Dom Pedro II foi um monarca viajante. O imperador mais longevo do Brasil percorreu grande parte do país e, ao longo de sua vida, realizou três turnês internacionais. Fascinado por viagens, fotografia e tecnologia, ele acompanhava as inovações globais com atenção e rigor. Em suas cadernetas, manteve um registro detalhado de suas andanças, com muitas anotações e desenhos. Esses documentos foram reconhecidos pela Unesco no Programa Memória do Mundo, um feito comparável à honraria concedida ao Cristo Redentor como Patrimônio Cultural da Humanidade, mas voltada para documentos históricos.
Além dos 44 diários que refletem suas opiniões e impressões sobre os locais visitados, Dom Pedro II deixou um legado visual impressionante com mais de 20 mil fotografias. Dentro deste vasto arquivo, porém, um álbum permaneceu oculto por muito tempo, sendo revelado apenas recentemente.
Para marcar o início das celebrações do bicentenário de nascimento do imperador, o Museu Imperial de Petrópolis lançou “Dom Pedro II e Portugal: Memórias, Representações e Sociabilidades”. A publicação, ilustrada principalmente com imagens do acervo do Museu Imperial, apresenta pela primeira vez, na íntegra, um álbum com 26 fotografias oferecido a Dom Pedro II em 1872 pelo fotógrafo Joaquim Coelho da Rocha. A seleção captura vistas, edifícios e monumentos de Lisboa e seus arredores, especialmente ligados à história da dinastia de Bragança. Embora o conjunto possa parecer modesto frente às coleções de pirâmides e paisagens icônicas, ele oferece uma perspectiva única de sua visita à terra de seus antepassados.
Uma Viagem Íntima
Joaquim Coelho da Rocha imortalizou cenários visitados por D. Pedro II e sua comitiva durante a primeira viagem a Portugal. Maurício Vicente Ferreira Jr., diretor do Museu Imperial de Petrópolis e organizador da publicação, descreve esta viagem como um reencontro emocional com seu passado português, diferente da viagem seguinte, onde assumiu um papel mais proeminente como chefe de Estado. “O álbum evoca muitas memórias afetivas e familiares do imperador”, resume.
As fotografias selecionadas por Coelho da Rocha incluem locais como o Palácio das Janelas Verdes, residência da madrasta de Pedro a quem ele tratava carinhosamente por mãe, e o Palácio das Necessidades, onde vivia Fernando II, viúvo de Maria II, rainha de Portugal e irmã de Pedro, a quem o imperador considerava um “mano”, como costumavam se tratar.
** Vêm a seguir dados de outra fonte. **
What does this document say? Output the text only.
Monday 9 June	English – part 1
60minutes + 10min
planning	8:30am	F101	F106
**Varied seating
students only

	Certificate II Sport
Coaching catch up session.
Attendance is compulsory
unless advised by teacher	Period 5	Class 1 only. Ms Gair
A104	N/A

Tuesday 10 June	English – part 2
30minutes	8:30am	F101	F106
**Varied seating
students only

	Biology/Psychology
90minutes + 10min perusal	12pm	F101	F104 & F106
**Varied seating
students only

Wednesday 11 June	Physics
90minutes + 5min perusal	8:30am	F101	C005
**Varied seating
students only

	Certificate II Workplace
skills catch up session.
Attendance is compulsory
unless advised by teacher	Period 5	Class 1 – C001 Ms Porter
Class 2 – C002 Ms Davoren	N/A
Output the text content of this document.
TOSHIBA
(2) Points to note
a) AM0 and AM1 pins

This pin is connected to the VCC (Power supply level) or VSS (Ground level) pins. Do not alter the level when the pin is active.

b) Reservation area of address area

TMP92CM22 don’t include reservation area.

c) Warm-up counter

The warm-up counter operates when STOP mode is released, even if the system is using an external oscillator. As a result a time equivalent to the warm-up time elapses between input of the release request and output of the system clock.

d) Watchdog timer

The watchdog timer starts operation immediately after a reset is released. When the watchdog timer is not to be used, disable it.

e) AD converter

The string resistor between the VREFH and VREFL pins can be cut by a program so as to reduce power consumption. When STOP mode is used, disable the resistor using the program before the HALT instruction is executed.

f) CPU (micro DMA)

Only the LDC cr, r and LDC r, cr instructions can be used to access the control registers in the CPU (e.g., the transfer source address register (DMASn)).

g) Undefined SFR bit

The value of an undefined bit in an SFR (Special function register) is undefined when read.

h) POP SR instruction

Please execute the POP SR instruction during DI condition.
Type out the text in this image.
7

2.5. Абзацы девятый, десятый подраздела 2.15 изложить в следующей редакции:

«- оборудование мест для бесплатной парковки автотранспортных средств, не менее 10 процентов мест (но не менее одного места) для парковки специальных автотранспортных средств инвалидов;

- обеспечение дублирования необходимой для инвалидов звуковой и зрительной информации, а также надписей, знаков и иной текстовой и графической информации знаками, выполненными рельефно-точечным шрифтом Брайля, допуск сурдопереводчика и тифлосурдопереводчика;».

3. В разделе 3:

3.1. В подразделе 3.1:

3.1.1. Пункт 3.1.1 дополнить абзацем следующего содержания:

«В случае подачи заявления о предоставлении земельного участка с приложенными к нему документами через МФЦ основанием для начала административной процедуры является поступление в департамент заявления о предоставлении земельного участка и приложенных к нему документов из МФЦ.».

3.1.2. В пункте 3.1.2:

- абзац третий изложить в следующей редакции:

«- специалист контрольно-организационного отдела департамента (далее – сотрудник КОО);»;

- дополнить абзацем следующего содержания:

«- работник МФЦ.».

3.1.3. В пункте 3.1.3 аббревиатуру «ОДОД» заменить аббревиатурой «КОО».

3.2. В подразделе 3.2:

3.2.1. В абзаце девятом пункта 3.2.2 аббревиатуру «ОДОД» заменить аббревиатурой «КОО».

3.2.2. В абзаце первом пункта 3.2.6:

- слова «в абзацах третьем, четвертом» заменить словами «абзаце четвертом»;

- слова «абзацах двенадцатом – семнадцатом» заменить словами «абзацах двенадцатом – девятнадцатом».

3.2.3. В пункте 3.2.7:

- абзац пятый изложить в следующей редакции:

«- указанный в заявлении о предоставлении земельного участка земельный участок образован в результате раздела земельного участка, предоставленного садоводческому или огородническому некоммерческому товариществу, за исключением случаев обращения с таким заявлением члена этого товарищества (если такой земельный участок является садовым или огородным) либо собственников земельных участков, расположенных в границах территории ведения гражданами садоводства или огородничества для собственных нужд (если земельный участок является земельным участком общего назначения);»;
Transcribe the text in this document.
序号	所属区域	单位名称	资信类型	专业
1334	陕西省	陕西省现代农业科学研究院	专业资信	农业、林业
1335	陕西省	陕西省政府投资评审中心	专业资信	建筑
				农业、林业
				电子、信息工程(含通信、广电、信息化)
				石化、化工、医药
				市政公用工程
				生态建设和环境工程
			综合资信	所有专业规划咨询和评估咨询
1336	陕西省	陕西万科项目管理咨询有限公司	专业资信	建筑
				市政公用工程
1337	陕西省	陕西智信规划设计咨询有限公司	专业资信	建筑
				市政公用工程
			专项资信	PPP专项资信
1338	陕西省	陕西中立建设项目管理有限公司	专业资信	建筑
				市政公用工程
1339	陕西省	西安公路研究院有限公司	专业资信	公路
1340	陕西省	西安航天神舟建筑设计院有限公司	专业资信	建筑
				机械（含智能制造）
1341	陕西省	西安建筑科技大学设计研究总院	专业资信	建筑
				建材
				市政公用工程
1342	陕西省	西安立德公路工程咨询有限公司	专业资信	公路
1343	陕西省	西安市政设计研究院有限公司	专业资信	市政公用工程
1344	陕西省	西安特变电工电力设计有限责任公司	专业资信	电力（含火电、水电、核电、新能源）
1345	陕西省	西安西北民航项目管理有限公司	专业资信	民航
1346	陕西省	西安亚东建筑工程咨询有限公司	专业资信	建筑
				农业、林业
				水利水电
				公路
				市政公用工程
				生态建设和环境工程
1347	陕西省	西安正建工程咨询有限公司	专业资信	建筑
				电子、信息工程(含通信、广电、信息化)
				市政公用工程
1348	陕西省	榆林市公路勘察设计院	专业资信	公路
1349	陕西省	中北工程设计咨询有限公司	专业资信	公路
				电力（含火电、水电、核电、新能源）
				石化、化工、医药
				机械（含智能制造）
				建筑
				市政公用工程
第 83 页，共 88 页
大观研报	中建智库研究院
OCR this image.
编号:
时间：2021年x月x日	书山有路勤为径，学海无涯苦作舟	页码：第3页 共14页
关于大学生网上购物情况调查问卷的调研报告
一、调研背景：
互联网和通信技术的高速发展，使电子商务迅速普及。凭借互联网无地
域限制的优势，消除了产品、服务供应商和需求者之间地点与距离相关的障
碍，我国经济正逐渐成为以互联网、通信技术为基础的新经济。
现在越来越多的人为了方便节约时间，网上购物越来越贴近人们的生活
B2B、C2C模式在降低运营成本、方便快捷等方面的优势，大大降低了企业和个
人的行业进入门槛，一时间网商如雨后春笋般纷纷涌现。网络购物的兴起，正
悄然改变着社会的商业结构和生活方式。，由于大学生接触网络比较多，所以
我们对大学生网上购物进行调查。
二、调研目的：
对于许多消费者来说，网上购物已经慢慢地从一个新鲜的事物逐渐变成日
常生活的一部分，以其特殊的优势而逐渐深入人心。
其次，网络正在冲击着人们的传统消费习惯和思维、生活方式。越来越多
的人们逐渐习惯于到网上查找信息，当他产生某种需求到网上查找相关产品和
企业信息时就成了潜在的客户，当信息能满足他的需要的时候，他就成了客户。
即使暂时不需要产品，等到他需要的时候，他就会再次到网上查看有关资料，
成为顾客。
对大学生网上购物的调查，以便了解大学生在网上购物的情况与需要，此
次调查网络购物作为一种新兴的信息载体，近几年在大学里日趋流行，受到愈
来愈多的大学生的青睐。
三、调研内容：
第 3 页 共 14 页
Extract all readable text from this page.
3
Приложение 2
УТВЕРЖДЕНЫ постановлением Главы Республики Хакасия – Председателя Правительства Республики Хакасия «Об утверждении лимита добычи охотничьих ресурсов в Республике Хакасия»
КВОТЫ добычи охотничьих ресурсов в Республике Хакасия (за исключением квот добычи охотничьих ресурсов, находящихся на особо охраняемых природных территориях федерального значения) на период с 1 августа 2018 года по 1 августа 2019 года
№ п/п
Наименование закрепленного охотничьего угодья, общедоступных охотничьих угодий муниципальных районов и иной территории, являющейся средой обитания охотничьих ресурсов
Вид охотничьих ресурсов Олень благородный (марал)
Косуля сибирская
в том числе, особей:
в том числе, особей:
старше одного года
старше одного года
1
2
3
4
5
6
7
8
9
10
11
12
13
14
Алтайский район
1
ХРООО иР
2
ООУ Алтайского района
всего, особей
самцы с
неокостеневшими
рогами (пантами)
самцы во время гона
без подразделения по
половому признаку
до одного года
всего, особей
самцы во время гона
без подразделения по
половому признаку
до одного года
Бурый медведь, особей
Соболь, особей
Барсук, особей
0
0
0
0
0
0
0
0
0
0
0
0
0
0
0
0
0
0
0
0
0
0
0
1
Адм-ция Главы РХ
O álbum também apresenta fotografias únicas, como a mais antiga imagem fotográfica do Palácio de Mafra, residência de D. João VI e do último monarca português, D. Manuel, além de registros do extinto Passeio Público, substituído pela Avenida da Liberdade.
Mais importante, porém, parecem ser as imagens que remetem à memória de seu pai, D. Pedro I, de quem Pedro II se separou aos 5 anos, vistas em fotografias como a Igreja de São Vicente, a Estátua do Imperador, e as vistas do Palácio de Queluz, incluindo uma imagem do leito onde o pai nasceu e morreu. Esta última, é um registro raro deste ambiente íntimo. Atualmente, o Palácio de Queluz desenvolve um projeto de reestruturação da museografia do ambiente, incluindo a reconstrução da cama que foi destruída durante um incêndio ocorrido na década de 1930 e a fotografia é considerada por eles documento fundamental para o projeto. Para Maurício, a sequência de Coelho da Rocha é “um álbum de família sem retratos, e revela a faceta mais íntima dessa viagem”.
Um presente para Portugal
O presente parece ter encantado. O álbum permaneceu no acervo privado da família por anos, sobrevivendo até mesmo aos Leilões do Paço de São Cristóvão após a Proclamação da República. A qualidade do presente conferiu a Joaquim Coelho da Rocha o título de Fotógrafo da Casa Imperial do Brasil, o que fez dele o único português com esta distinção, apesar de outras relações do imperador com fotógrafos mais notórios.
Nos próximos meses, o livro com o álbum deve ser lançado também em Portugal. “As fotos se tornaram mais importantes para eles do que para nós”, diz Maurício. “São registros raríssimos de um país que não existe mais”. O diretor do Museu Imperial lembra que a proximidade do bicentenário compôs o cenário perfeito para trazer à tona essas imagens inéditas e garante que mais novidades devem vir ao longo deste e do próximo ano. “D. Pedro é um personagem sempre surpreendente, há sempre muito dele a descobrir”, declara. O álbum e a primeira viagem do imperador serão o foco de uma palestra na Fundação Maria Luisa e Oscar Americano, em São Paulo, neste sábado, 13.